Similarly, the wide open spaces here — rolling pastures, dazzling emerald mountains, magical forests, winding country roads, endless green — is great for adventuring, for breathing, for just being.
6. Tight-knit community.
In my experience, in suburbia many of us lived mere feet away from neighbors whose names we never knew. In small town Vermont, we may live miles away from people but we know all about them. There’s drawbacks to this too, of course, and many will mention the gossip grapevines and fishbowl voyeurism, but we have enjoyed living in a community where people feel connected to each other, where “neighbor” has less to do with proximity than it does the fraternity of small town life.
7. Heritage and roots.
In a place where newness and convenience are idols, memories are short. Here people value tradition, heritage, the old stories. Families go back many generations in one spot. Churches are hundreds of years old. And there’s plenty of great old people kicking around to tell you great stories about the land and its lovers. People take the long roads and keep the long views in small town Vermont.

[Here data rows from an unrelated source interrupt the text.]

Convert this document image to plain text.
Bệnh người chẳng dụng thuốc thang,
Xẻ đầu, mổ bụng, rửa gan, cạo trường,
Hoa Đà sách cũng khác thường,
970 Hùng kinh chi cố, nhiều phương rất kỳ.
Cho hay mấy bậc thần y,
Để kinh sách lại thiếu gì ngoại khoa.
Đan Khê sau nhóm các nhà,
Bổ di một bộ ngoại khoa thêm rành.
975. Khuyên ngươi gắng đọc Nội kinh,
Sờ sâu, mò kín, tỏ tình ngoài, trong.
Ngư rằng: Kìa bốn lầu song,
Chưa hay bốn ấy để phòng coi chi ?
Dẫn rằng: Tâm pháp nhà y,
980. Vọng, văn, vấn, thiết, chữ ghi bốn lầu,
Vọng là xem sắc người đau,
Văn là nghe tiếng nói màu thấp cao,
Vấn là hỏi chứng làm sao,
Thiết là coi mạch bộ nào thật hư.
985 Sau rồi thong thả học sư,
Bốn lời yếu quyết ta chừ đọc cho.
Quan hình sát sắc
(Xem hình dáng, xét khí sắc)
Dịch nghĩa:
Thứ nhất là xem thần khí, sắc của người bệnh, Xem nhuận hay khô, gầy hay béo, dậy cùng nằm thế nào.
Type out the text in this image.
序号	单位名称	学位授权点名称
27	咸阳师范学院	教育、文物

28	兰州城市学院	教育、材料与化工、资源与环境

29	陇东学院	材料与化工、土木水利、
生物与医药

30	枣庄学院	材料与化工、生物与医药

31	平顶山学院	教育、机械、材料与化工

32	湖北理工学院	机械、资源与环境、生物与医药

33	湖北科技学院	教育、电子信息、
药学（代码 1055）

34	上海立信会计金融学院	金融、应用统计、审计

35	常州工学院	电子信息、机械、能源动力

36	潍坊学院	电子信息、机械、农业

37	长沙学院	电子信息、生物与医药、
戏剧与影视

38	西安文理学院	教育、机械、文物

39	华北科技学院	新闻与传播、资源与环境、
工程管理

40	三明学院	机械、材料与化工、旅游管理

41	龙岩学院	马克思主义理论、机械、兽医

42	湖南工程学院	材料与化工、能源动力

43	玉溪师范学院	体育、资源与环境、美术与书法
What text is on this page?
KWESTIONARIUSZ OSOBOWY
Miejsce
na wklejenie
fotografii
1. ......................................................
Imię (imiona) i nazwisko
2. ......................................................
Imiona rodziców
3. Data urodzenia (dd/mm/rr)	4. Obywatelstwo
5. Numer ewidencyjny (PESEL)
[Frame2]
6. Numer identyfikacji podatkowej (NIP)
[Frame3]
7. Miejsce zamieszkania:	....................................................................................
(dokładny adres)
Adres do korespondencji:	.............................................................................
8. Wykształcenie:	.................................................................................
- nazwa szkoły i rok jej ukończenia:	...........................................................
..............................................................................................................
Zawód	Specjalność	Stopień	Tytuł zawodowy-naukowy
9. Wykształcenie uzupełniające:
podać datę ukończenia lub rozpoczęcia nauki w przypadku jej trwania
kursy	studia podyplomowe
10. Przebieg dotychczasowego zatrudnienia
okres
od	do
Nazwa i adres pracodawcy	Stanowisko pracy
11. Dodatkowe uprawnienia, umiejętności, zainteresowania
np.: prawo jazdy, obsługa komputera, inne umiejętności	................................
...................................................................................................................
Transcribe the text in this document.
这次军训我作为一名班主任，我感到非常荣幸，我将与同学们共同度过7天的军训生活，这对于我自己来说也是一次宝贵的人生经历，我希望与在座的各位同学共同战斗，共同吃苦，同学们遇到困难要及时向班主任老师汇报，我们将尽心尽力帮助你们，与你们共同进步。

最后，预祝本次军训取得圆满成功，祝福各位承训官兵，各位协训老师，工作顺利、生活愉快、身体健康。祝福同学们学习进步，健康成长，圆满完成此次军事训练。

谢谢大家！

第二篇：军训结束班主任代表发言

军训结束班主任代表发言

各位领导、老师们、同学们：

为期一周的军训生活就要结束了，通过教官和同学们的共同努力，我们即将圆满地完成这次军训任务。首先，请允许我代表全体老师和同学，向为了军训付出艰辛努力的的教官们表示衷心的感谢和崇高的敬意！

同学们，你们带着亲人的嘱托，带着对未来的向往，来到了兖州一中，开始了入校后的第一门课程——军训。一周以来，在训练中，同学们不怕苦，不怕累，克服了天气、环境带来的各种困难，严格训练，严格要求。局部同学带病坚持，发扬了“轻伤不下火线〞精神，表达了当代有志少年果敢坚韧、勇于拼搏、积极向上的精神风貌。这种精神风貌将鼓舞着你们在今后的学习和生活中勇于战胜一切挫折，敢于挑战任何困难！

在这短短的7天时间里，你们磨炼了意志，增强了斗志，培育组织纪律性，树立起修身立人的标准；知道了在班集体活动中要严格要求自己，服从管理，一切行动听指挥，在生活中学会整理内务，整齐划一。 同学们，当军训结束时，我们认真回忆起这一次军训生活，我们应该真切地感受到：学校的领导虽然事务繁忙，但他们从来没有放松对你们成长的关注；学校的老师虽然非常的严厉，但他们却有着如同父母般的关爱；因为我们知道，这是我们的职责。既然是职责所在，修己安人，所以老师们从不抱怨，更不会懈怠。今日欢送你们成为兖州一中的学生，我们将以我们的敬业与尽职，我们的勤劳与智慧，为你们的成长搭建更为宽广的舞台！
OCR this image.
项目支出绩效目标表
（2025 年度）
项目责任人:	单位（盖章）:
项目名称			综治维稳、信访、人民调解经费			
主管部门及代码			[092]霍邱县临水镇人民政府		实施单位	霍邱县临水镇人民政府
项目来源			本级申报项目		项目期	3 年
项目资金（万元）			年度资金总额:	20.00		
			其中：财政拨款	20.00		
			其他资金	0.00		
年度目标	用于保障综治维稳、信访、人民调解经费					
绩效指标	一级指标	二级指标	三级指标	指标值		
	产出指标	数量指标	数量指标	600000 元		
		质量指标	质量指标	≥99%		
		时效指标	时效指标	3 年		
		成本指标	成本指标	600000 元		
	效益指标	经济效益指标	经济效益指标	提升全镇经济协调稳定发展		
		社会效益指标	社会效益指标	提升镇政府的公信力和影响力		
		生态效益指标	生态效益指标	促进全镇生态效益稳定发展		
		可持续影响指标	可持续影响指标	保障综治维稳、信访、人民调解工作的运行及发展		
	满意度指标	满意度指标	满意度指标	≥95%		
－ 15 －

8. Congregational submission to God’s word.
Back to my church. I have been very blessed that these folks have a willingness to do whatever God’s word says. If you can show it to them in the Bible, they wanna do it. That’s rare everywhere, including in Vermont.
9. Congregational desire to grow.
As much as Middletown Church loves its heritage and tradition, as much as they love the core community they’ve developed over the years, they were intent on telling me when I was interviewing that they were ready to “move,” ready to grow. This is not a church content to sit on its status quo. Sure, plenty of churches in our parts say they want to grow, but when time comes for the changes necessary to cultivate growth, they balk. Most churches want to grow but also stay the same. That’s not possible, and Middletown understands this. So they’ve embraced the changes necessary and are open to more changes, whatever might be needed to go where God wants us to go in order to grow spiritually, and if God provides, numerically. I am so proud of my church. And in the last 3 years, by God’s grace, we have seen those far off brought near, people lay claim to the gospel’s promises, make professions of faith in baptism, overcome addictions, work on reconciliation in their marriages, become devoted to sharing the gospel with others, serve and love and work. And in the last 3 years, by God’s provision, we have more than doubled in worship attendance. This is because Middletown Church desires to make Christ look big. I couldn’t ask for more.
10. My wife’s growth.
Since bringing my wife home into her lifelong desire to be a stay-at-home mom, and freeing her up to be the pastor’s wife she is designed to be and wants to be, I’ve seen such joyful growth in her life. Her long-dormant creativity has blossomed like crazy, as she writes and takes pictures and cooks like a recipe-hording madwoman and organizes milestone events for people in her life. With more time and margin in her life, she’s developed more mentoring and discipling relationships. And she’s just happier. Which makes me happier.
11. The challenges.
Some see them as setbacks to small town or rural living. I choose to see them as blessings too. It’s a blessing to have to think about how much gas is in your tank at any given moment because there’s no gas station in your town, because it helps me think beyond the moment. It’s a blessing to pastor a gospel-centered church in a culture largely ambivalent about — and in some corners, hostile to — evangelicals and evangelicalism, because it reminds me to stand firm and find my approval in Christ alone. It’s a blessing to live in a place where there is little cultural Christianity and where the prevailing values are typically liberal, because it will push my kids to sort out their faith for themselves and not just assume it, to see if they own it or not. It is a blessing to live in a place with high taxes because it constantly reminds me to keep my heart away from my money. I could go on and on. But all the challenges and discouragements of small town life in this New England state are means of God toward my sanctification. And so I choose to be grateful for them.